Throughout the year, the company has fostered a harmonious, enabling, and mutually beneficial relationship. It effectively harnesses its human resources to achieve success, stability, and growth. Detailed descriptions of the advancements in the field of Human Resources are provided in the "Particulars of Employees" section of the Directors Report.

Internal Control Systems and Their Adequacy

The organization has implemented a robust system of internal controls, meticulously designed to offer reasonable assurance in maintaining accurate accounting controls, monitoring operations, safeguarding assets against unauthorized use or losses, complying with regulations, and ensuring the reliability of financial reporting. These controls have been thoughtfully implemented to provide the necessary safeguards and reasonable assurance.

Risk and Mitigation

a) Competition intensity and new entrants to the market: There are numerous competitors entering and capturing the market by providing comparable services with antiquated technology. This can have a substantial effect on a companys bottom line.

Risk Mitigation: The company has never

compromised its ability to conduct high-end surgeries and acquiring state-of-the-art technology because it believes that quality is the only consideration over time.

b) Pace of obsolescence of technology and treatment methods: The Eye Care segment utilises a variety of equipment that must be continuously tested and monitored for obsolescence.

Risk Mitigation: Utilising a dedicated R&D function, the company develops near-term and incremental enhancements, as well as step-change improvements to existing products and processes, resulting in minimal obsolescence.

c) Materials Risk: The non-availability of high- quality materials could delay service delivery to clients.

Risk Mitigation: Due to high volumes and prompt payments, the company consistently acquires its materials directly from the manufacturer.

d) Labour deficit and loss of key staff members,

including medical personnel: The businesss

qualitative and quantitative performance could be compromised by a lack of essential / skilled physicians.

Risk Mitigation: The organisation has been consistently recruiting and training physicians and enhancing its capabilities.

e) Increasing compliance and regulatory impediments: The evolution of the global regulatory environment has led to heightened regulatory scrutiny, which has raised the minimum standards that must be maintained. This demonstrates the alignment of corporate performance objectives with regulatory compliance requirements.

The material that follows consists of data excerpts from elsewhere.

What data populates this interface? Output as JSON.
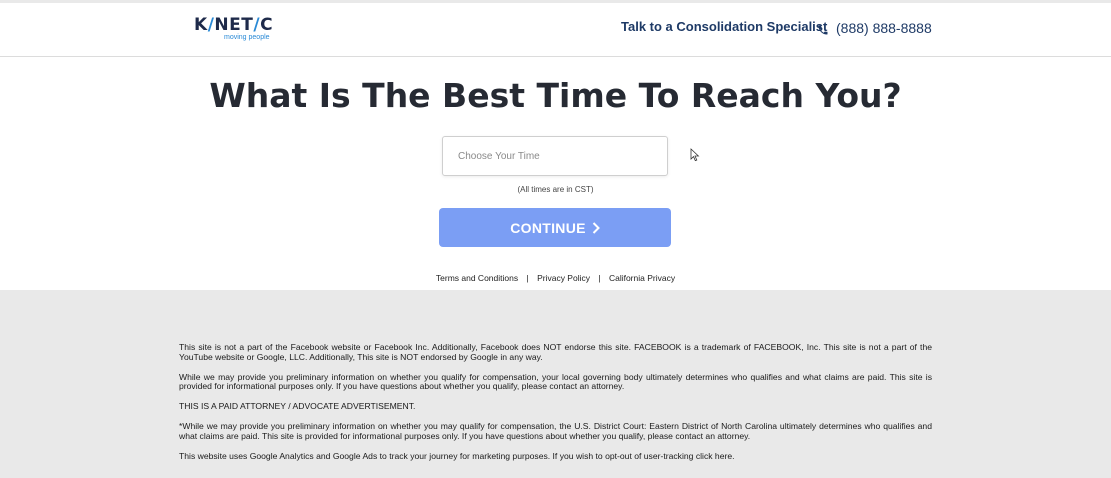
{
  "header": {
    "logo_text_left": "K",
    "logo_text_slash": "/",
    "logo_text_mid": "NET",
    "logo_text_slash2": "/",
    "logo_text_right": "C",
    "logo_tagline": "moving people",
    "specialist_label": "Talk to a Consolidation Specialist",
    "phone_number": "(888) 888-8888",
    "phone_icon": "phone-icon"
  },
  "main": {
    "headline": "What Is The Best Time To Reach You?",
    "time_input": {
      "placeholder": "Choose Your Time",
      "value": ""
    },
    "timezone_note": "(All times are in CST)",
    "continue_label": "CONTINUE",
    "continue_color": "#7b9ef4"
  },
  "links": [
    {
      "label": "Terms and Conditions"
    },
    {
      "label": "Privacy Policy"
    },
    {
      "label": "California Privacy"
    }
  ],
  "footer": {
    "background": "#e9e9e9",
    "disclaimers": [
      "This site is not a part of the Facebook website or Facebook Inc. Additionally, Facebook does NOT endorse this site. FACEBOOK is a trademark of FACEBOOK, Inc. This site is not a part of the YouTube website or Google, LLC. Additionally, This site is NOT endorsed by Google in any way.",
      "While we may provide you preliminary information on whether you qualify for compensation, your local governing body ultimately determines who qualifies and what claims are paid. This site is provided for informational purposes only. If you have questions about whether you qualify, please contact an attorney.",
      "THIS IS A PAID ATTORNEY / ADVOCATE ADVERTISEMENT.",
      "*While we may provide you preliminary information on whether you may qualify for compensation, the U.S. District Court: Eastern District of North Carolina ultimately determines who qualifies and what claims are paid. This site is provided for informational purposes only. If you have questions about whether you qualify, please contact an attorney.",
      "This website uses Google Analytics and Google Ads to track your journey for marketing purposes. If you wish to opt-out of user-tracking click here."
    ]
  }
}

Risk Mitigation: The company realises that regulatory requirements can be difficult at times and will endeavour to comprehend evolving regulatory standards in order to better its decision-making process and incorporate these into the business plan in which it works.

Cautionary Statement

The goals, aspirations, or projections of the company may be considered forward-looking within the context of the securities laws and regulations that are now in effect. It is possible that the actual results will be significantly different from those represented in the statement. The global and domestic business climate, changes in government rules and tax laws, economic developments inside the country, and other factors such as litigation and the like are important elements that could influence the operations of the company.